Virtual assistants don’t have to register for AML
While the rest of the profession faces increasing AML scrutiny, virtual assistants can rest easy without having to register with HMRC under money laundering regulations.
HMRC has updated its money laundering guidance for accountancy providers to add a registration concession for 'virtual assistants'.
Virtual assistants are defined by HMRC as entities where no more than 5% of total business turnover applies to accountancy service activities. In other words, virtual assistants are only supposed to have a tangential relationship with accountancy.
The guidance also states that people or organisations fall into the virtual assistant category if the accountancy services provided support the main business activity, rather than being its raison d'être.
For the avoidance of any confusion, the ACCA’s Glenn Collins provided AccountingWEB with a definitive definition of virtual assistants as entities that provide "administrative support and undertake ancillary recordkeeping services.
"Many [virtual assistants] are involved in invoice administration (chasing, issuing and paying) which HMRC recognises may cause confusion from bookkeeping services,” said Collins.
The change is unlikely to impact accountants, noted Collins. “Possibly only if they come across someone that isn’t registered and should be under the rules or are, in fact, exempt.”
For a virtual assistant to claim the concession, HMRC stipulates that their work is reviewed by an accountant or bookkeeper who is registered for money laundering supervision.
Virtual assistants claiming the concession should anticipate a visit from HMRC to ensure the qualifying conditions are actually being met.
The AML crackdown continues
However, the concession is by no means a climbdown by HMRC over its recent AML robustness. Far from it.

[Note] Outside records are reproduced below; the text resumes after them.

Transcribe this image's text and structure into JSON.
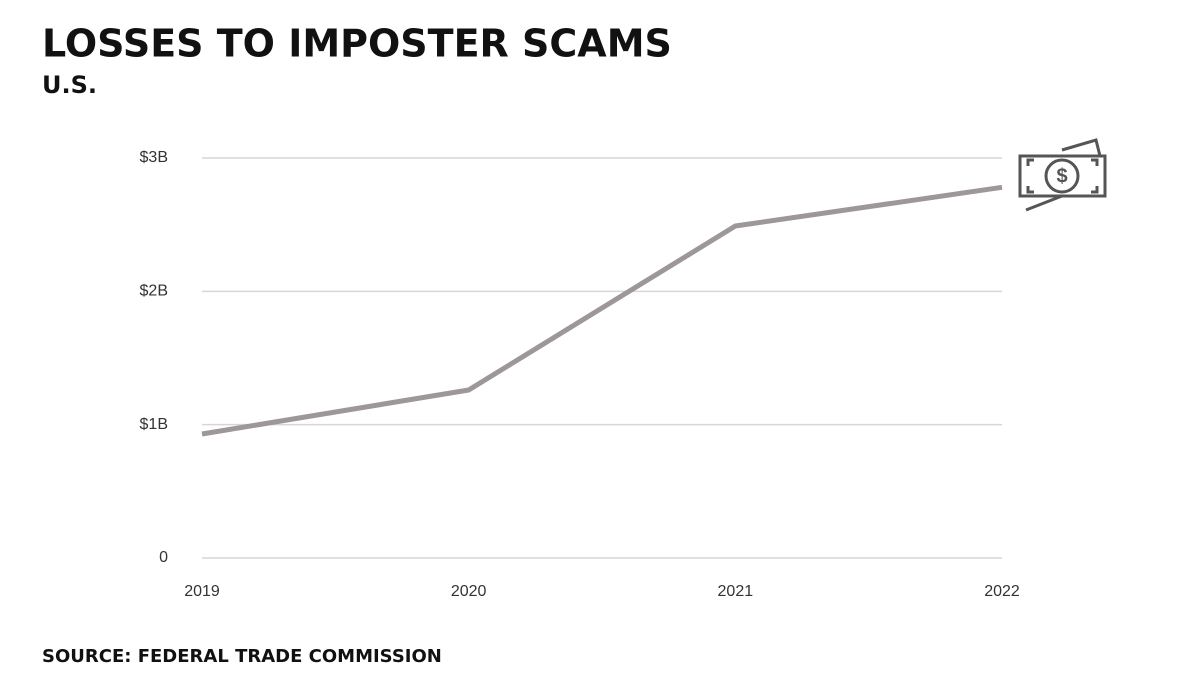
{
  "chart_data": {
    "type": "line",
    "title": "LOSSES TO IMPOSTER SCAMS",
    "subtitle": "U.S.",
    "source": "SOURCE: FEDERAL TRADE COMMISSION",
    "categories": [
      "2019",
      "2020",
      "2021",
      "2022"
    ],
    "series": [
      {
        "name": "Losses",
        "color": "#9e9799",
        "values": [
          0.93,
          1.26,
          2.49,
          2.78
        ]
      }
    ],
    "ylim": [
      0,
      3
    ],
    "yticks": [
      0,
      {
        "value": 1,
        "label": "$1B"
      },
      {
        "value": 2,
        "label": "$2B"
      },
      {
        "value": 3,
        "label": "$3B"
      }
    ],
    "grid": true
  }
}
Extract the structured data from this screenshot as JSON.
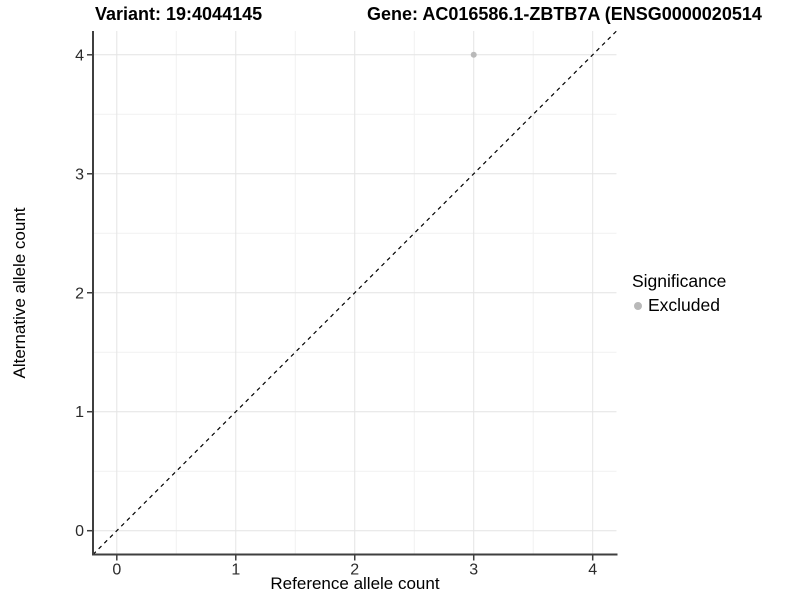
{
  "header": {
    "variant_title": "Variant: 19:4044145",
    "gene_title": "Gene: AC016586.1-ZBTB7A (ENSG0000020514"
  },
  "axes": {
    "xlabel": "Reference allele count",
    "ylabel": "Alternative allele count"
  },
  "legend": {
    "title": "Significance",
    "items": [
      {
        "label": "Excluded",
        "color": "#b9b9b9",
        "marker": "circle"
      }
    ]
  },
  "colors": {
    "background": "#ffffff",
    "grid_major": "#e4e4e4",
    "grid_minor": "#f1f1f1",
    "axis_line": "#3f3f3f",
    "tick_mark": "#3f3f3f",
    "tick_label": "#2b2b2b",
    "identity_line": "#000000",
    "point": "#b9b9b9"
  },
  "chart_data": {
    "type": "scatter",
    "title": "Variant: 19:4044145    Gene: AC016586.1-ZBTB7A (ENSG0000020514",
    "xlabel": "Reference allele count",
    "ylabel": "Alternative allele count",
    "xlim": [
      -0.2,
      4.2
    ],
    "ylim": [
      -0.2,
      4.2
    ],
    "x_ticks": [
      0,
      1,
      2,
      3,
      4
    ],
    "y_ticks": [
      0,
      1,
      2,
      3,
      4
    ],
    "x_minor_ticks": [
      0.5,
      1.5,
      2.5,
      3.5
    ],
    "y_minor_ticks": [
      0.5,
      1.5,
      2.5,
      3.5
    ],
    "grid": "major and minor, light gray on white",
    "legend_position": "right",
    "identity_line": {
      "style": "dashed",
      "x1": -0.2,
      "y1": -0.2,
      "x2": 4.2,
      "y2": 4.2
    },
    "series": [
      {
        "name": "Excluded",
        "color": "#b9b9b9",
        "points": [
          {
            "x": 3,
            "y": 4
          }
        ]
      }
    ]
  }
}
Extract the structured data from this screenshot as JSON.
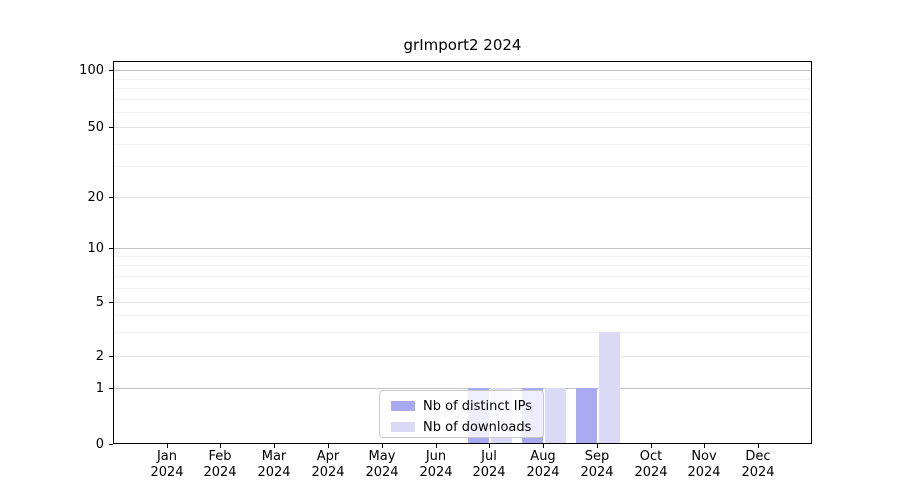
{
  "figure": {
    "background": "#ffffff"
  },
  "chart_data": {
    "type": "bar",
    "title": "grImport2 2024",
    "categories": [
      "Jan",
      "Feb",
      "Mar",
      "Apr",
      "May",
      "Jun",
      "Jul",
      "Aug",
      "Sep",
      "Oct",
      "Nov",
      "Dec"
    ],
    "x_year_label": "2024",
    "series": [
      {
        "name": "Nb of distinct IPs",
        "color": "#a9a9f1",
        "values": [
          0,
          0,
          0,
          0,
          0,
          0,
          1,
          1,
          1,
          0,
          0,
          0
        ]
      },
      {
        "name": "Nb of downloads",
        "color": "#dadaf7",
        "values": [
          0,
          0,
          0,
          0,
          0,
          0,
          1,
          1,
          3,
          0,
          0,
          0
        ]
      }
    ],
    "xlabel": "",
    "ylabel": "",
    "y_axis": {
      "scale": "log-like",
      "range": [
        0,
        100
      ],
      "major_ticks": [
        0,
        1,
        2,
        5,
        10,
        20,
        50,
        100
      ],
      "minor_ticks": [
        3,
        4,
        6,
        7,
        8,
        9,
        30,
        40,
        60,
        70,
        80,
        90
      ],
      "decade_ticks": [
        1,
        10,
        100
      ]
    },
    "grid": {
      "enabled": true,
      "decade_color": "#c4c4c4",
      "submajor_color": "#e4e4e4",
      "minor_color": "#f1f1f1"
    },
    "legend": {
      "position": "inside-bottom-center",
      "entries": [
        "Nb of distinct IPs",
        "Nb of downloads"
      ]
    }
  }
}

The department continues to crack down on money laundering non-compliance.
Recent figures from financial services regulator consultancy FSCom Ltd show that HMRC's AML fines increased last year to £2.3m – a 91% rise.
The average size of the fine rose from £1,310 in 2017 to £3,450 last year; less of an arbitrary hike but more down to HMRC targeting serious breaches.
Accountants under HMRC supervision for AML are likely to already be aware of how the department’s more robust approach to supervision is funded, as existing renewal fees increase this month to £300 per premises.
Lack of enforcement
However, HMRC is not the only regulator under mounting pressure to enforce AML supervision.
The Office of Professional Body Anti Money Laundering Supervision (OPBAS) – a supervisor for the supervisors – used its one-year anniversary to bash the regulators’ lack of enforcement and for having more concern over member retention than scrutiny.
Virtual assistants may not need to sharpen their AML obligations, but accountants in practice now have to address theirs in order to keep the supervisors at bay.
Helpfully, AML expert Richard Simms has provided some practical tips for accountants in an Industry Insight post for the ICPA. Time and resource are essential to AML success, but Simms said that it also takes a willingness not to turn a blind eye to the obvious.
“When you’re considering any AML situation, there’s an imaginary person reviewing your actions and casting an independent eye over your decision making. If you’re questioning your own decision making, ask yourself what the independent person would say?”